The future of children's heart surgery at Glenfield Hospital could lie in a report given to Health Secretary Jeremy Hunt yesterday.
Campaigners fighting to save the Leicester service described completion of the report by the Government's Independent Reconfiguration Panel (IRP) as a "significant step".
They are hoping the findings will secure the future of children's heart surgery at Glenfield Hospital.
It follows the decision by an NHS review, known as Safe and Sustainable, in July, to cut the number of hospitals offering surgery for children with heart problems from 11 to seven.
The Glenfield service was one earmarked for closure but last year Mr Hunt asked the IRP to review the decision.
Robyn Lotto, from Stoneygate, who helped collect petition signatures and questionnaires in response to a public consultation, said: "The IRP gave us the first real chance to be heard, and for that we are really grateful.
"We must now wait to see how views have been portrayed in its report and what the Secretary of State for Health does with it. I hope he moves quickly and ends this terrible uncertainty."
A spokesman for the IRP, headed by Lord Ribeiro, said the panel had more than 25 days of evidence gathering from individuals and organisations.
He said: "The IRP visited all 10 sites providing services for children with congenital heart disease and three cardiology centres in Manchester, Cardiff and Oxford."
However, it is not yet known when Mr Hunt will make a decision on the findings.

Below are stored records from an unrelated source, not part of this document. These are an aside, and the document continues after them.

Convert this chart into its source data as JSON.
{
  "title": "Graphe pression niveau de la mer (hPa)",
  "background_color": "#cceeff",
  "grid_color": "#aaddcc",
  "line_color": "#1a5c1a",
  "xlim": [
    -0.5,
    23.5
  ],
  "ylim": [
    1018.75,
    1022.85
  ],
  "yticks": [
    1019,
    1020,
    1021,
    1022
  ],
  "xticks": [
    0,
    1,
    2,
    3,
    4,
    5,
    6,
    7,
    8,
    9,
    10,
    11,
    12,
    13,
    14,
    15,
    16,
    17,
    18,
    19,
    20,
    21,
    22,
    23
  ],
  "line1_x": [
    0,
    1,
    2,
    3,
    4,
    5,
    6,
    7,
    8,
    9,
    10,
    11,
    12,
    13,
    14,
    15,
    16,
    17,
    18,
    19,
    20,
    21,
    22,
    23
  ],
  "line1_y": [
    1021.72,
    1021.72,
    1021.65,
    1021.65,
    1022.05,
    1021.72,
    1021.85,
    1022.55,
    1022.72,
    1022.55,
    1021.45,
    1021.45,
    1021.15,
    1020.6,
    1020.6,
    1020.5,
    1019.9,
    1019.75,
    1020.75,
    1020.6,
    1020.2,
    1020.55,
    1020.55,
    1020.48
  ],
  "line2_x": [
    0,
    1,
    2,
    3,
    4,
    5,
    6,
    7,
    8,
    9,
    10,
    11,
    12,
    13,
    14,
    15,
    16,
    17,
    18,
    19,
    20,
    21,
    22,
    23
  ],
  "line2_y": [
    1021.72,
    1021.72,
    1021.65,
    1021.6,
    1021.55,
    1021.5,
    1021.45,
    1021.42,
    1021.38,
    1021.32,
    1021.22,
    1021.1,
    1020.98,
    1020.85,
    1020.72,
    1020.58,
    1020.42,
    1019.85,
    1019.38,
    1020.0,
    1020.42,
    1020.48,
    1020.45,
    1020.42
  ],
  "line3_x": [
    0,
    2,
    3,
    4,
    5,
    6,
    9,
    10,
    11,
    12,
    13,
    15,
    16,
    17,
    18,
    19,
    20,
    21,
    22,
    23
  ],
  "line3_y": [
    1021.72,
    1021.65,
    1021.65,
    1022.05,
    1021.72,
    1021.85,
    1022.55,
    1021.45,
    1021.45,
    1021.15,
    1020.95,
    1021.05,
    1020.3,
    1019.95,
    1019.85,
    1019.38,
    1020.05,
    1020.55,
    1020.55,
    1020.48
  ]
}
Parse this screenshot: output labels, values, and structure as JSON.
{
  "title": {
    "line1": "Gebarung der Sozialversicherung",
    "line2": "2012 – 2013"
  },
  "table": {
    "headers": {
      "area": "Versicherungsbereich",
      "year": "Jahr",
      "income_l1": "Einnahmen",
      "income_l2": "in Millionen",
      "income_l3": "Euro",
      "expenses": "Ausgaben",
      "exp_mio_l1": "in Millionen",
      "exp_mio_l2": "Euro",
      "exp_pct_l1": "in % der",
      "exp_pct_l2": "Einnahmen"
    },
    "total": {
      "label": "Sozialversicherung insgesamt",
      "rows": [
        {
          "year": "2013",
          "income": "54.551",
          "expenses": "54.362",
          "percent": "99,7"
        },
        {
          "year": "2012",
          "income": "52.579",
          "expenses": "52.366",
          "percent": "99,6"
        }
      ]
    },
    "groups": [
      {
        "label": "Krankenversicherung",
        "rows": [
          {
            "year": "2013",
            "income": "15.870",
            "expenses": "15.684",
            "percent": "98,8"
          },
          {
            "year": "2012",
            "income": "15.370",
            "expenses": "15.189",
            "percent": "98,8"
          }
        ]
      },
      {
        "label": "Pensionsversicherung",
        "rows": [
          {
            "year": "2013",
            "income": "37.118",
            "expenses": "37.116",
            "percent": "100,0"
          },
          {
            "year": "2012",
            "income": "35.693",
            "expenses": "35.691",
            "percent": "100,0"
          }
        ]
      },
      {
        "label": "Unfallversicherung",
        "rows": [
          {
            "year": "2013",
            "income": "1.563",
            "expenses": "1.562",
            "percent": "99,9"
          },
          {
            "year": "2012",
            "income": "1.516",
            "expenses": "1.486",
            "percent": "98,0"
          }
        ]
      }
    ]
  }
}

A spokesman for the Department of Health said: "The Health Secretary will consider this report in detail and make a decision in due course."
There is also uncertainty about a decision by NHS England to challenge a High Court decision in a case brought by campaigners in Leeds.
Eric Charlesworth, from the former health watchdogs, the Leicester and Leicestershire local involvement networks, said: "Completion of the IRP report is a significant step as far as we are concerned.
"The panel did listen and, on the basis of the quality and depth of questions, it will be interesting to see the outcome."
Dr Aidan Bolger, a consultant cardiologist at Glenfield Hospital, said: "The panel members appeared to listen carefully to concerns about a number of details, seemingly overlooked in the original review.
"This included the lack of a meaningful measure of quality, such as the latest mortality data, which shows we have one of the lowest mortality rates in the country, the latest population estimates which show our closure would leave the Midlands woefully short of clinical capacity, and warnings from international experts that in dismantling our leading Ecmo – extra corporeal membrane oxygenation – service and trying to create a new one elsewhere, mortality is likely to increase.
"Throughout this process our priority has been to provide excellent care to patients and families and that will continue as we all now await the decision of the Health Secretary."